Le ver à soie: les phases finales
La phase au cours de laquelle les papillons sortent du cocon nécessite de la lumière; les locaux destinés à l’émergence doivent donc être bien éclairés, tandis que la phase d’accouplement requiert au contraire un environnement peu lumineux. La ponte dure environ trois jours et chaque papillon peut déposer jusqu’à 500 œufs.
Après ces étapes, les œufs étaient conservés selon deux phases distinctes : l’estivation (de juillet à novembre), durant laquelle ils étaient disposés sur des cadres dans des locaux vastes, aérés (à la Bigattiera de San Piero, il s’agissait des espaces centraux du bâtiment) et chauffés par des poêles en terre cuite; puis l’hibernation (d’une durée d’environ cinq mois), au cours de laquelle les œufs, placés sur des toiles, étaient conservés à basse température (entre 1 et 5 °C) dans des réfrigérateurs spécifiques, avant de passer à la phase d’incubation.
Vers le mois de mai, les œufs fécondés, placés dans des locaux bénéficiant d’une alternance de lumière artificielle et naturelle (lumière et obscurité), avec une humidité d’environ 85 % et une température proche de 25 °C — conditions indispensables à l’éclosion — donnaient naissance aux larves, poursuivant ainsi le cycle.
Durant les phases de croissance, les larves étaient disposées sur des claies spécifiques avec des feuilles de mûrier, régulièrement renouvelées et parfois coupées en petits morceaux afin de favoriser un développement optimal. La récolte et la découpe des feuilles étaient d’abord réalisées à la main, puis facilitées par des machines artisanales. Les larves étaient nourries en moyenne quatre fois par jour (toutes les six heures), ce qui témoigne de l’engagement constant exigé des travailleurs, chargés de récolter les rameaux feuillus et d’effectuer les différentes opérations.
La récolte des cocons (« sbozzolatura »), consistant à les détacher des supports (souvent des sarments de vigne), était également une opération très laborieuse, fréquemment réalisée par des femmes et des enfants. Elle était suivie de la « spelaiatura », c’est-à-dire l’élimination des résidus soyeux externes, puis du tri, qui distinguait les cocons de meilleure qualité, appelés « réaux », des autres présentant des défauts (taches, altérations, marques, etc.).

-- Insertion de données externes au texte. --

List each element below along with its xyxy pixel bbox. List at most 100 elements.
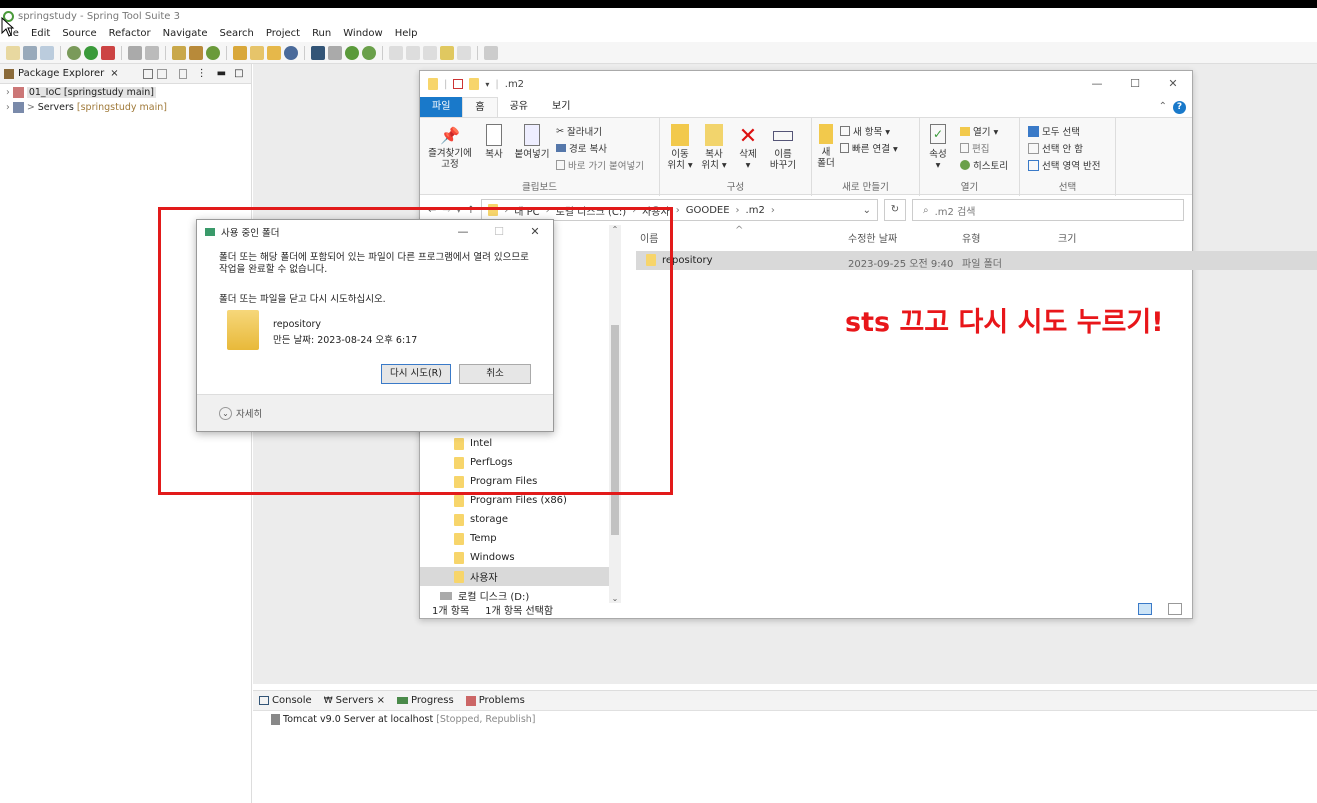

Une fois collectés dans des paniers, les cocons étaient étalés en couches sur des claies afin d’éviter tout échauffement et de garantir leur bonne conservation. Le séchage, réalisé dans des installations à air chaud, ainsi que les traitements successifs, permettaient leur commercialisation auprès de l’industrie textile de la soie.
Cette activité a également représenté, dans le domaine de Tombolo, une importante ressource économique pour les familles, en complément d’autres activités rurales et forestières (fabrication de briques, exploitation forestière, production de charbon, récolte de pignons, élevage, etc.).
Le ver à soie: la métamorphose
La chenille du ver à soie se nourrit voracement de feuilles de mûrier et grandit rapidement.
Lorsqu’elle est prête, elle s’enveloppe dans un cocon de soie qu’elle tisse à partir d’un fil continu.
Après quelques semaines, un papillon émerge du cocon, prêt à entamer un nouveau cycle de vie.